On one hand I believe that becoming a hobbyist will alleviate the guilt and disappointment of failing to practice. On the other hand, I fear becoming a hobbyist will waste my potential as a guitarist and cartoonist.

What lessons did I learn.

Here are the top three lessons I’ve learned in 2019…

1. Read for substance, not volume.

In 2019, I finally fell for the media hype that one of the secrets of exceptional leaders and entrepreneurs is their rapid reading rate of approximately 5+ books per month. And so, I set out to ‘read as many books as Bill Gates,’ and recorded 50 books read by the end of the year.

Whilst I’m proud of this achievement, it didn’t come without a heavy cost.

Instead of reading books I was curious about, I forced myself to read popular self-help and business books supposedly recommended by successful business leaders. Unfortunately, as I discovered by mid-October 2019, the vast majority of these popular books are filled with common sense, rehashed ideas and repetitive words.Not only did this waste valuable time re-reading similar ideas across different books, but it also damaged my clarity of thinking and creativity.

Once I came to the realization that reading badly written books was harmful, I took a break from reading books until the end of the year. Ironically, the most valuable books I read weren’t wildly popular, and were read in a leisurely manner.

Moving forward, I’ll take special care to find and spend quality time reading and re-reading good books with substance.

2. Delegation is not an option.

In 2019, my superman syndrome kicked into full overdrive as I tried to do it all on my own: Research, write and edit each article, design and market products, expand my network, correct web development and maintenance issues and so on.

Whenever I tried to delegate to someone else and they didn’t execute the task effectively, I’d take over and do it myself. After all, it’s quicker that way. Or so I thought.

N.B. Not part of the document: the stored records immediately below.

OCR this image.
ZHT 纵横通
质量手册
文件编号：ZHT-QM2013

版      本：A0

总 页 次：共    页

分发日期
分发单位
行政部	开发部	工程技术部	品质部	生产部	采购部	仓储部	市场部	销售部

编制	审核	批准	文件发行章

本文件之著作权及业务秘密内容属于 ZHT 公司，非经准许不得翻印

By the third quarter of 2019, I finally ticked the boxes of the symptoms of “burnout.” My mental fatigue hit such a high point that I could no longer sit down to write, and creativity fell flat.

Since then, I’ve begun to delegate more work to others, and in 2020 I plan to grow the team to include a full-time editor and web developer.

3. Nothing ever goes to plan, so plan to change plans.

At the start of 2019, I wrote down detailed, intricate plans to achieve all of my goals. Needless to say, none of them went to plan.

Some plans went better than expected, others worse, but none exactly as planned. I’ve learned that what matters more than creating the perfect plan, is the willingness to change plans according to circumstances.

Often when we set goals, we fall into the trap of trying to predict and control the future. The truth however, is that life is fundamentally unpredictable, as the proverb says, “Do not boast about tomorrow, for you do not know what a day may bring” (Proverbs 27:1).

If instead, we embrace the randomness of life and plan to change plans, we’ll be in a better position to tap into new opportunities and make better life decisions.

On that final note, my Annual Review has come to a close. Stay tuned for the next one.

Wish you the best of luck with your goals in 2020.